3.3 Quantitative results

What is the difference between qualitative and quantitative results?

• Qualitative: descriptive (e.g. colour change)

• Quantitative: numerical measurements (e.g. concentration, rate)

Why are quantitative results better than qualitative results?

They are more precise, allow calculations, and make it easier to compare and analyse data.

How can the hydrolysis of starch be measured quantitatively?

Using a colorimeter to measure absorbance of the starch-iodine complex.

What does a colorimeter measure?

Optical density (absorbance or % transmission) of a solution.

How does absorbance relate to starch concentration?

Higher starch concentration → darker colour → higher absorbance.

What is a calibration graph?

A graph used to convert colorimeter readings into actual concentrations.

How is a calibration graph constructed?

• Prepare known concentrations

• Measure absorbance

• Plot concentration (x-axis) vs absorbance (y-axis)

How is a calibration graph used?

Use absorbance value → find corresponding concentration from the graph.

Why is a calibration graph necessary?

Because absorbance itself does not directly give concentration.

Why does the rate of starch hydrolysis decrease over time?

Substrate concentration decreases → fewer enzyme-substrate collisions.

When is the rate of reaction highest?

At the beginning, when substrate concentration is highest.

What happens to the rate at the end of the reaction?

It becomes zero because all substrate is used up.

How can rate be calculated using quantitative data

change in concentration ÷ time

What is meant by the “overall rate” of reaction?

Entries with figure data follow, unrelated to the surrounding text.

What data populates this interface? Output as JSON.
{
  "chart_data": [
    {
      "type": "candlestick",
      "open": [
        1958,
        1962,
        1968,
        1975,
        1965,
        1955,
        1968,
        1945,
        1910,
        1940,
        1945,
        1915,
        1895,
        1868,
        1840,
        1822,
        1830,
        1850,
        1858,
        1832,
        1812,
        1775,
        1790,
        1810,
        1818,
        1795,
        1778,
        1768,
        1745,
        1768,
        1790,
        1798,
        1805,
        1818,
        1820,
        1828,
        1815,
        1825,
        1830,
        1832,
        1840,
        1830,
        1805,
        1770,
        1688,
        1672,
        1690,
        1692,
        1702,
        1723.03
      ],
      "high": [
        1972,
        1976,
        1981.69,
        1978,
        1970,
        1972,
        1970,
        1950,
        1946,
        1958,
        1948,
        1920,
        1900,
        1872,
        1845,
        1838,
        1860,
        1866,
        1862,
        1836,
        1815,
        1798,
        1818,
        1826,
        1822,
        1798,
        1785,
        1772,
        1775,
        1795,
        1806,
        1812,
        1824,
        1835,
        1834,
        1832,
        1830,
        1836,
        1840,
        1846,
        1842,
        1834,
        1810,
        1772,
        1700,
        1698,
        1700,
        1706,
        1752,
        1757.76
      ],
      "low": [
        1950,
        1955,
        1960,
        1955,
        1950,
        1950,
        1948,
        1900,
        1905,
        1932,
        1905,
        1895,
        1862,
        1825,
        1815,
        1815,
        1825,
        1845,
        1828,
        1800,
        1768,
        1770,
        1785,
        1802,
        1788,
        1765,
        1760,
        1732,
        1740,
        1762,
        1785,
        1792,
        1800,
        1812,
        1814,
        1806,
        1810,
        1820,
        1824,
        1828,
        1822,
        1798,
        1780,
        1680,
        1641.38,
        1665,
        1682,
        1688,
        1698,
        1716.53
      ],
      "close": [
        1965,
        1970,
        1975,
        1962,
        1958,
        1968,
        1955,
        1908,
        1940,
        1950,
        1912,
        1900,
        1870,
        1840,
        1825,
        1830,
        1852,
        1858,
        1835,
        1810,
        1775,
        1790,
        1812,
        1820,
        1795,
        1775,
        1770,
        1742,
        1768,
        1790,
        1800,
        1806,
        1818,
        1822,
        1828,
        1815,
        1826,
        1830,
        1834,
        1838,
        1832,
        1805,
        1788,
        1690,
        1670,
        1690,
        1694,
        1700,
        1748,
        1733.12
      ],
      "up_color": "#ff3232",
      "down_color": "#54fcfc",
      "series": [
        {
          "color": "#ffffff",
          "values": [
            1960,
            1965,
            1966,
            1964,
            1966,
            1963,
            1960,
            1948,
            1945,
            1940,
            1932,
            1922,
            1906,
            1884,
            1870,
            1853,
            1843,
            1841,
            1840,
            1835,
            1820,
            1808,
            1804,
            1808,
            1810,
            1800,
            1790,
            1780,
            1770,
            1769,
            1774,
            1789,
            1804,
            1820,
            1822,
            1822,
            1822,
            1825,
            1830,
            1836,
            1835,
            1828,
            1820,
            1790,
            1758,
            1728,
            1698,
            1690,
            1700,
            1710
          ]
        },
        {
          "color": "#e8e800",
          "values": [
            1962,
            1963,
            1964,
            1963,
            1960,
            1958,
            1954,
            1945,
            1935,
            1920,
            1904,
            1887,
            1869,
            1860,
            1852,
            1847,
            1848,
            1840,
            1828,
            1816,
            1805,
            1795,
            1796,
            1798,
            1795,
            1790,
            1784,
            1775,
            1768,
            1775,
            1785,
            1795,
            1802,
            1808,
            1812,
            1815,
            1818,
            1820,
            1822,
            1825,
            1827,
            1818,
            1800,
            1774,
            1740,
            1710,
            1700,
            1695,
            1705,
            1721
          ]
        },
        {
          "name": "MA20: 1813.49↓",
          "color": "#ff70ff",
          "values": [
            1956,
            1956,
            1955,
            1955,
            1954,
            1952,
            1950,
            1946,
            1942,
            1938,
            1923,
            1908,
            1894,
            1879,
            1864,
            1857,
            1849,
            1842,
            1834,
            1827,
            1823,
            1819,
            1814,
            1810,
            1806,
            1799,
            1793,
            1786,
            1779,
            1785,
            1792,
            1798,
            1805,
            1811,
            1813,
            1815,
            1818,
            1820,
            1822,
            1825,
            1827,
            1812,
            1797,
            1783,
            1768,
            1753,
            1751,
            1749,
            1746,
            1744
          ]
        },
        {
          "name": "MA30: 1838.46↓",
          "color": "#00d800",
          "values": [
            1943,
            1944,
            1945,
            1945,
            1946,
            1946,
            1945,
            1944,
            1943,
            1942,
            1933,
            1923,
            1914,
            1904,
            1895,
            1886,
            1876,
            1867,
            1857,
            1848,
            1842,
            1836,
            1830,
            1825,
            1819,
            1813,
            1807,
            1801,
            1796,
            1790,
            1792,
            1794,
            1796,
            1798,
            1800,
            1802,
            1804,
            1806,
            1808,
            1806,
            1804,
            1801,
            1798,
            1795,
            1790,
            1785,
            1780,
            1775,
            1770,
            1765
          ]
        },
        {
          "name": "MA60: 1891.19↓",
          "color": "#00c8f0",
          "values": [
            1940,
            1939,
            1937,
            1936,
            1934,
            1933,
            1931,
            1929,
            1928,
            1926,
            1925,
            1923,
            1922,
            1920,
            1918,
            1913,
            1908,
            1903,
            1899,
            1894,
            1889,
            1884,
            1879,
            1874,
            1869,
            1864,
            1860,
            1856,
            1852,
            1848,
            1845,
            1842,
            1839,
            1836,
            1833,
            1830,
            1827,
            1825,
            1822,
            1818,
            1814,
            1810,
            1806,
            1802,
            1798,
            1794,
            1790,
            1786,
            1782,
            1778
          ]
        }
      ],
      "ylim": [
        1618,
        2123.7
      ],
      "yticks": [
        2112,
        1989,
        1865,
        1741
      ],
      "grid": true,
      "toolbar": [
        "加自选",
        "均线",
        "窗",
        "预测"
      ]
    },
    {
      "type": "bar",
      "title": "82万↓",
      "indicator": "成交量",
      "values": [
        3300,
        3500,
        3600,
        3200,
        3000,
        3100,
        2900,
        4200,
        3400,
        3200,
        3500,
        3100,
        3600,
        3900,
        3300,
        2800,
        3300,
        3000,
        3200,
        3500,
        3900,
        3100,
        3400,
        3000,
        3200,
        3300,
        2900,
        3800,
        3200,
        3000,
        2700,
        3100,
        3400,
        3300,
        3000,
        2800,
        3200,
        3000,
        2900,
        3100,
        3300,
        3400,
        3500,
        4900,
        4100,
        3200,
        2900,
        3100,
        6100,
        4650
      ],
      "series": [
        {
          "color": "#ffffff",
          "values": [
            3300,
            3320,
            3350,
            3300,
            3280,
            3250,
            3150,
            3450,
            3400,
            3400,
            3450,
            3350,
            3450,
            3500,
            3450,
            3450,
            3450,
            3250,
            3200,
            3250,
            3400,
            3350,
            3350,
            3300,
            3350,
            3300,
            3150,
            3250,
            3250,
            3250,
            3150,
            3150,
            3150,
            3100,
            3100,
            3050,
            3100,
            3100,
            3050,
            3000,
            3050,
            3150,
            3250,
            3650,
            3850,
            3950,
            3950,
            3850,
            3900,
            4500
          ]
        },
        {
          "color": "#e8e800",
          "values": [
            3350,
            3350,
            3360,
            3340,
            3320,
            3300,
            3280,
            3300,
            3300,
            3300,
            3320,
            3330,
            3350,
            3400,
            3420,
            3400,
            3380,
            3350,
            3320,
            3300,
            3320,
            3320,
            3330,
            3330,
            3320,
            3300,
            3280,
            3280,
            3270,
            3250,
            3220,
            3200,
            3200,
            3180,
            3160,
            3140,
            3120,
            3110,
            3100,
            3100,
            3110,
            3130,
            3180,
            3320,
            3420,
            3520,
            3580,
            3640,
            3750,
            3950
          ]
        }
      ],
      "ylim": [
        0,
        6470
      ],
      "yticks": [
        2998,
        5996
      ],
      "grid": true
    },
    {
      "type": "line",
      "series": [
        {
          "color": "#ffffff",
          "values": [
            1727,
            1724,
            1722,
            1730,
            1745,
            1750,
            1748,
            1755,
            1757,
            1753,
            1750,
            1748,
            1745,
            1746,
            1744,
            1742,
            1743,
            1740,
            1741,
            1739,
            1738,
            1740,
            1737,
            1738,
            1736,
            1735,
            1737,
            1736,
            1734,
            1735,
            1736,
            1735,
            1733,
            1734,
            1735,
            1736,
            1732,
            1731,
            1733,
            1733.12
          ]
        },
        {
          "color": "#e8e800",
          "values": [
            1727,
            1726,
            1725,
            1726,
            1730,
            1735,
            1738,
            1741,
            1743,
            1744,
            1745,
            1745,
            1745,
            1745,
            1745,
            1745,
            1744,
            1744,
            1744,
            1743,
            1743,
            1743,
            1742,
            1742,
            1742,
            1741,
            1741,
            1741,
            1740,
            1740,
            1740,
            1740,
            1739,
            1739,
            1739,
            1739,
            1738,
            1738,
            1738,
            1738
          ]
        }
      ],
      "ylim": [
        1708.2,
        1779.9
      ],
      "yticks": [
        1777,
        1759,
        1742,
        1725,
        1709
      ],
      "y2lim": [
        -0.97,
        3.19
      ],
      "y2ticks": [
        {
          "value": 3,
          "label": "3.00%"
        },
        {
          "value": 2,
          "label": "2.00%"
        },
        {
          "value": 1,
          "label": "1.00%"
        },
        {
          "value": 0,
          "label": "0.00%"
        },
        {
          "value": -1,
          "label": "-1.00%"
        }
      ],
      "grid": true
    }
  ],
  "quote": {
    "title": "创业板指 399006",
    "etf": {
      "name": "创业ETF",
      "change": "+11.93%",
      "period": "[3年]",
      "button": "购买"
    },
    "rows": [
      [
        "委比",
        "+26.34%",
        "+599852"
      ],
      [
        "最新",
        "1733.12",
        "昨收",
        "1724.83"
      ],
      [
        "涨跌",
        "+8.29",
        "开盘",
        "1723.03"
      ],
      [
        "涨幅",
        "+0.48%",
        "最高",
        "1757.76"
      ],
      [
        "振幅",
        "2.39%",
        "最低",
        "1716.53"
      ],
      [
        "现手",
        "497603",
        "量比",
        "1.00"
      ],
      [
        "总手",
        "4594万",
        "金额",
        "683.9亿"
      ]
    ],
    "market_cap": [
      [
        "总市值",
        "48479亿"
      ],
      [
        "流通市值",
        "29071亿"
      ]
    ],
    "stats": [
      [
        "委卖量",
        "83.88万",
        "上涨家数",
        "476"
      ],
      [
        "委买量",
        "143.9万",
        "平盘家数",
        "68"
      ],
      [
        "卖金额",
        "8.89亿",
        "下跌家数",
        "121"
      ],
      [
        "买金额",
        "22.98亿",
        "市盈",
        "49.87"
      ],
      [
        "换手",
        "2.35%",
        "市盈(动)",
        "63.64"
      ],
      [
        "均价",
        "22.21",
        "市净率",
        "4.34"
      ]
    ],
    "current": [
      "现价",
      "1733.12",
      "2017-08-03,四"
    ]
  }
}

The average rate over the entire reaction time.

Why is the overall rate not constant?

Because substrate concentration decreases during the reaction.

What are the key steps in using a colorimeter for starch hydrolysis?

• Prepare starch solutions

• Add iodine

• Measure absorbance

• Use calibration curve

What should be plotted on a graph when analysing enzyme activity?

• X-axis: independent variable (e.g. time)

• Y-axis: dependent variable (e.g. concentration)

What are the rules for drawing graphs in exams?

• Use pencil

• Label axes with units

• Use suitable scale (1, 2, 5, 10)

• Plot clearly (X or O)

• Use at least half the grid

Why should you not use multiples of 3 for graph scales?

They make plotting and reading values more difficult.

Why must axes be labelled with units?

To clearly show what is being measured and ensure scientific accuracy.

What is the independent variable in enzyme investigations?

The variable you change (e.g. time, concentration).

What is the dependent variable in these experiments?

The variable measured (e.g. absorbance or starch concentration).

Why must equal volumes be used in colorimeter experiments?

To ensure fair comparison and accurate absorbance readings.

What precautions should be taken when using a colorimeter?

• Use clean cuvettes

• Wipe cuvettes before use

• Use same wavelength/filter

• Zero the machine

• Avoid bubbles

How are dilutions prepared from a stock solution?

By mixing measured volumes of stock solution with distilled water to reduce concentration.

Why are multiple concentrations used in calibration?

To create an accurate and reliable calibration curve.

What trend is expected when plotting starch concentration vs time?

A decreasing curve (starch concentration falls over time).

Why is a line of best fit used on graphs?

To show the overall trend and reduce the effect of random errors.